BDO’s Manufacturing Output Index, which tracks output growth in the sector, declined to 97.27 in April. This marks a year-on-year decrease of 8.32 points and compares to its most recent high of 103.26 in September 2018.
In further gloomy news for the manufacturing industry, confidence has hit a 30-month low.
BDO’s Manufacturing Optimism Index, which shows how businesses expect output to develop in the next three to six months, declined to 101.09 in April from 103.73 in March. The index has not been this low since November 2016 and reflects concerns by manufacturers that they expect growth to moderate in the coming months.
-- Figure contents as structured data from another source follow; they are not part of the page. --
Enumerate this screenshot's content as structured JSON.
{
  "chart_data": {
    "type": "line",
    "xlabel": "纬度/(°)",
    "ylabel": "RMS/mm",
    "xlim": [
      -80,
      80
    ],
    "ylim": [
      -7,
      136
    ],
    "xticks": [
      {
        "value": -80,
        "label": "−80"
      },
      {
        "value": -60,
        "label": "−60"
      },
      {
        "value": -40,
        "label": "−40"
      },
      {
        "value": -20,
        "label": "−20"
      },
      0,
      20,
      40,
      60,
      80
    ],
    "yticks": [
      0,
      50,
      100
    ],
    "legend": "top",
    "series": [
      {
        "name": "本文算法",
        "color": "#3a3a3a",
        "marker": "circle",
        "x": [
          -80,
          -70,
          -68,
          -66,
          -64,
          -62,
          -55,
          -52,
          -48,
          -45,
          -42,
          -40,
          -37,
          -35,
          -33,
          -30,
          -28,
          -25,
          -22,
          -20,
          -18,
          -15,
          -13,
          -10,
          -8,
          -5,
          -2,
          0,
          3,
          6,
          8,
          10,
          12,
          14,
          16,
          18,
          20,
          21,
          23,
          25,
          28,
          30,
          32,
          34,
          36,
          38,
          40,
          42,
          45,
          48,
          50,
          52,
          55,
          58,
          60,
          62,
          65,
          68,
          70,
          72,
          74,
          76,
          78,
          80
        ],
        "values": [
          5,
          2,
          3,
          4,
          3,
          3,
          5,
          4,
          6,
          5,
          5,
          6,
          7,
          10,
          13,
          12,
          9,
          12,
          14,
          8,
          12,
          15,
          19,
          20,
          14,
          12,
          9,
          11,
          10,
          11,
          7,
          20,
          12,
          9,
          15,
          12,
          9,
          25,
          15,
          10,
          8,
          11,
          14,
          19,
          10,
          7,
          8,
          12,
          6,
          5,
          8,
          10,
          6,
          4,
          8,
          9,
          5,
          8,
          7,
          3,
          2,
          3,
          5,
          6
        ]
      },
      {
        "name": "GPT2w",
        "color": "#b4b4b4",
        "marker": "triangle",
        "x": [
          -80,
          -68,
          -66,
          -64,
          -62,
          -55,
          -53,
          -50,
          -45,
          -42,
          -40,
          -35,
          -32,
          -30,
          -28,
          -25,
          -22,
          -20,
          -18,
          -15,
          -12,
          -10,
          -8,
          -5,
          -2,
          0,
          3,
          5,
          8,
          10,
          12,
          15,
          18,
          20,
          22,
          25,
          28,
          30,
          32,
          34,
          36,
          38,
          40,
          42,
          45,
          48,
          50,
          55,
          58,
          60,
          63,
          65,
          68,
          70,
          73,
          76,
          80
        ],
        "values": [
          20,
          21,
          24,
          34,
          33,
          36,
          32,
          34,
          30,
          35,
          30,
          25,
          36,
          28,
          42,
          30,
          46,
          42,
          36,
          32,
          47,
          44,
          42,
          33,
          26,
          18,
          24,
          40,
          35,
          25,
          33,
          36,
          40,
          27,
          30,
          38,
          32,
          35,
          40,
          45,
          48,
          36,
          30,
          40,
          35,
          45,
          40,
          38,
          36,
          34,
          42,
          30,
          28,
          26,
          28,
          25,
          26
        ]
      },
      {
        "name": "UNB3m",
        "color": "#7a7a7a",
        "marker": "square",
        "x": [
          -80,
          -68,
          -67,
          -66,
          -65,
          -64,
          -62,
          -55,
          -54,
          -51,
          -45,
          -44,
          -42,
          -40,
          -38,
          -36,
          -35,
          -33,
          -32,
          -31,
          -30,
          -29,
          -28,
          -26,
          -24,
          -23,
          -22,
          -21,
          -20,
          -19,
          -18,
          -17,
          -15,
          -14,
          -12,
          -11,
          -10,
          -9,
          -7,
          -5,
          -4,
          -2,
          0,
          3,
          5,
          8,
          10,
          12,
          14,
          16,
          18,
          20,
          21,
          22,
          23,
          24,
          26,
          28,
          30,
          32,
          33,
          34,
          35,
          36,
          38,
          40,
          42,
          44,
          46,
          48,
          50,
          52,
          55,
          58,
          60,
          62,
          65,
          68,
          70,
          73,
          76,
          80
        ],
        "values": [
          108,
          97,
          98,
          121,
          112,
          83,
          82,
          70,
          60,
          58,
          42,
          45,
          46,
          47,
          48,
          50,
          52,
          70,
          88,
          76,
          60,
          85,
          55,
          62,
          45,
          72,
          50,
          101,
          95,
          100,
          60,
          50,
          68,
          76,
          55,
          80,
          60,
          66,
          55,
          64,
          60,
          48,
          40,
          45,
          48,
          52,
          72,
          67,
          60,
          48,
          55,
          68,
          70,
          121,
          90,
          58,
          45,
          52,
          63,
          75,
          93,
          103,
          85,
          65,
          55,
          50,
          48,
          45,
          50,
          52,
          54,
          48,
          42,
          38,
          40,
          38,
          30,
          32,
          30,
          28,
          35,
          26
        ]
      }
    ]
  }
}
Optimism in the UK’s services sector fell for a ninth consecutive month after it plummeted by 4.15 points in March. The index shows that optimism dropped to 95.06, just 0.06 points off negative territory. Despite the extension of Article 50 until October, businesses still don’t have the clarity they desperately need on the future long-term relationship the UK will have with the EU.
Peter Hemington, partner at BDO, said: “The only certainty businesses have at the moment is that the UK government still doesn’t know exactly how or when the UK will leave the European Union. We are seeing the impact of this confusion, with business confidence plummeting.
“An extension of Article 50 alone is insufficient to restore sentiment among businesses. In the coming months, the government should look at further policy interventions, such as increasing the Annual Investment Allowance, to help businesses invest and stimulate the UK economy.”